This readme serves as a brief introduction to the tumblr crawler
project found in this repository. The crawler itself is functional,
though the code found in souplib.py could use some major refactoring.
Note: in main.py, there are two variables that control the degree of
multiprocessing: you're going to want to mess with those to your
satisfaction. We have found that 512 crawler instances and 200
database workers perform adequately on a 12-core Intel Xeon computing
node, but those numbers are massive overkill unless your system happens
to have severe latency issues and a remarkably slow disk drive, or also
happens to be very very beefy.
For a more rigorous description of dbQ.py and crawltech.py, see Section III in the related research paper.
division of labor:
The crawlblr folder holds crawltech.py, dbQ.py, models.py, and main.py
main.py acts as a shared memory management server. It has charge of three data structures shared between processes, enumerated as follows.
userDeck - this queue contains a list of users for the userCrawl
function to operate on. Every new user we see gets added to this
for future observation.
usersSeen - this dictionary holds the list of all users that have ever
been added to userDeck. Prevents multiple reads on the same user.
dataQ - this queue holds tuples of size 3, 4, or 6. Depending on the
tuple length, those tuples may represent data about users, notes, or
posts. Tuples are added to the queue by userCrawl, and removed from
the queue by dbQ, which subsequently adds them to the database.
crawltech.py holds the crawler. When supplies with a blog namee and the structures enumerates previously, it will feed data back to the database worker. It first iterates over all posts from the given user, then registers all likes from that user. When it encounters a repost among the original content, it will register it as a reblog and add the source of that reblog to the queue to be crawled by a future instance.
dbQ.py handles database queries.

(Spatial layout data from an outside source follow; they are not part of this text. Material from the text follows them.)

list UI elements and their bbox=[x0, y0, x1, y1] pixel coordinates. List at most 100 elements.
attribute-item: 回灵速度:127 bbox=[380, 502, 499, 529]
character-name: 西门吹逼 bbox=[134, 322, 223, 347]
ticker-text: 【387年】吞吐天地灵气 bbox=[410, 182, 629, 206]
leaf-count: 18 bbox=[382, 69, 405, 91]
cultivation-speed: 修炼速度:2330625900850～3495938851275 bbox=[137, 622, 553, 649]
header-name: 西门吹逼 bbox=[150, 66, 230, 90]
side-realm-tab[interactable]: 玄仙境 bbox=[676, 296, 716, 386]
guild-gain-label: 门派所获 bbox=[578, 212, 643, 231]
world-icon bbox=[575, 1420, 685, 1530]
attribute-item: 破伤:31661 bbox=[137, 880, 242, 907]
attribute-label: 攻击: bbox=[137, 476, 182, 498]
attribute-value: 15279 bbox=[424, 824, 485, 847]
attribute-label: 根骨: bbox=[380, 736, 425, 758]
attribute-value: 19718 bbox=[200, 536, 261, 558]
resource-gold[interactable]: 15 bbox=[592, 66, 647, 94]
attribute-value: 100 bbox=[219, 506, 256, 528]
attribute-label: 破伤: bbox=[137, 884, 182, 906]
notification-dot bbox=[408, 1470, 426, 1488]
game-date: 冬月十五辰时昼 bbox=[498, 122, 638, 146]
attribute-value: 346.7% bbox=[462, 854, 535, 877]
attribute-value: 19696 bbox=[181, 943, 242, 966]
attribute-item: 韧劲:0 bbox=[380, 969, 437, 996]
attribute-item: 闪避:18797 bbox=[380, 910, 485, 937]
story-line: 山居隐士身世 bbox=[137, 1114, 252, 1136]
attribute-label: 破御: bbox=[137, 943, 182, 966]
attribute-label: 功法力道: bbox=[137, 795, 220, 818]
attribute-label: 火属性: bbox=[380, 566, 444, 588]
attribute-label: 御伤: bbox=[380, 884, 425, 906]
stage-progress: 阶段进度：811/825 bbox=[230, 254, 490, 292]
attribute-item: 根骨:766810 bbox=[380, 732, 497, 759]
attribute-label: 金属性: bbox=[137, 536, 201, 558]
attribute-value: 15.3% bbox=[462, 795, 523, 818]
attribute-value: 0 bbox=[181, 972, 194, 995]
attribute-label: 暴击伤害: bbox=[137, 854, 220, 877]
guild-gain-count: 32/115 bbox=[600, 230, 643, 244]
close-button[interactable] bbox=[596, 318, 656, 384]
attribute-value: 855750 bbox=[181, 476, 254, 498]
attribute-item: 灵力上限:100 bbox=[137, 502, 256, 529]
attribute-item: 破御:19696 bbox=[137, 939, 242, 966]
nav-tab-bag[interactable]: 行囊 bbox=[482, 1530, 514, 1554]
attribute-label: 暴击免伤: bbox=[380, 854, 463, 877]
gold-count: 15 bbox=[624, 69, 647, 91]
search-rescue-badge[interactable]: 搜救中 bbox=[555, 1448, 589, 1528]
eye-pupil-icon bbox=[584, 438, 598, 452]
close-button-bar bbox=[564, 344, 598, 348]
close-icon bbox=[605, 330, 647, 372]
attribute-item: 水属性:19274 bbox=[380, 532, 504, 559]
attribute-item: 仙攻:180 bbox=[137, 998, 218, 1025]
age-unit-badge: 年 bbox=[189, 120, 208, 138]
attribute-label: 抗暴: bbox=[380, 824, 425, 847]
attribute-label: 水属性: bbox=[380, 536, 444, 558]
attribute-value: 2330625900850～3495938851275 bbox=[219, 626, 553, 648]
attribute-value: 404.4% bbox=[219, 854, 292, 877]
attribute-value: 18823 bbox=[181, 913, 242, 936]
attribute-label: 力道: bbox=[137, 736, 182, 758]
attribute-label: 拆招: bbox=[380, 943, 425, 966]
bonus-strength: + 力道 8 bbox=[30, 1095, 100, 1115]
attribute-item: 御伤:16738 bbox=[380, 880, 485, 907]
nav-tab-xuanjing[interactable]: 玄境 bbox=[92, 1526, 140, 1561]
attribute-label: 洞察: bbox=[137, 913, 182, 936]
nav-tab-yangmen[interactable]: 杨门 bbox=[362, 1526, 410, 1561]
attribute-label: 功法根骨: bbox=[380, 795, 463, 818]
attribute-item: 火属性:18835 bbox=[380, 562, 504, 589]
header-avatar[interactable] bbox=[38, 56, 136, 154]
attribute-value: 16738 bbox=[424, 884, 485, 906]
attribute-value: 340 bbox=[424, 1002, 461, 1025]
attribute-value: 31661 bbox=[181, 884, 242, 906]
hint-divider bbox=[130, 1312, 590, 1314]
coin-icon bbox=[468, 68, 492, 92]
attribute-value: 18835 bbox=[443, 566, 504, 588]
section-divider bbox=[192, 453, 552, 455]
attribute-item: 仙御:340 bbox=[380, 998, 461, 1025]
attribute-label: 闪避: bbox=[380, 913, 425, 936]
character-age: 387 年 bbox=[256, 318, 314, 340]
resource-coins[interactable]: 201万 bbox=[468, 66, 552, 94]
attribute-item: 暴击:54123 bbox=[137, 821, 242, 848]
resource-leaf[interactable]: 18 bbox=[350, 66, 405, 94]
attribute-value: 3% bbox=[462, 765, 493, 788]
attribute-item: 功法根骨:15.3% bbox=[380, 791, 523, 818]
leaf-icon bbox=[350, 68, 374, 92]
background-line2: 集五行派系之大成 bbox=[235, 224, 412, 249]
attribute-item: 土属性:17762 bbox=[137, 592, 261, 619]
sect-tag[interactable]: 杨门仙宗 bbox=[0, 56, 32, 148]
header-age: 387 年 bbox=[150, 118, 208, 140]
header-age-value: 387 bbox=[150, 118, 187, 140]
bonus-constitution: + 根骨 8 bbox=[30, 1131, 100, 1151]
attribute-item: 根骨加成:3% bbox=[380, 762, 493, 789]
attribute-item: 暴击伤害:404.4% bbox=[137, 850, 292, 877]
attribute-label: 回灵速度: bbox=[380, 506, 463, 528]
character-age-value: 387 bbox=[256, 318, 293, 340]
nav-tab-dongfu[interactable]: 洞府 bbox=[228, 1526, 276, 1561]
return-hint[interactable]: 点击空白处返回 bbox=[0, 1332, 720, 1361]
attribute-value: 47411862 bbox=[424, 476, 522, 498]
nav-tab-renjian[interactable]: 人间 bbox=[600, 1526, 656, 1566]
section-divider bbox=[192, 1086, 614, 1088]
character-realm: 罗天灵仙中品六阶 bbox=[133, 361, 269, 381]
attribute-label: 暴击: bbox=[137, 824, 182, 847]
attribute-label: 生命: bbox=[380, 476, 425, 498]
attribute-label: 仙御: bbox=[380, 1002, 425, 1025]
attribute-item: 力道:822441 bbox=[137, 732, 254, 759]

It pulls items off of dataQ, and inserts them into the database. Each instance of dbQ running happens to have its own database.
joiner.py - and on the subject of databases: this will merge all of the databases into one complete database.
The pbs folder contains .pbs files, designed to launch the jobs via the ACISS job system.
start.pbs - run the whole thing via "qsub start.pbs", this script handles job management details over ACISS.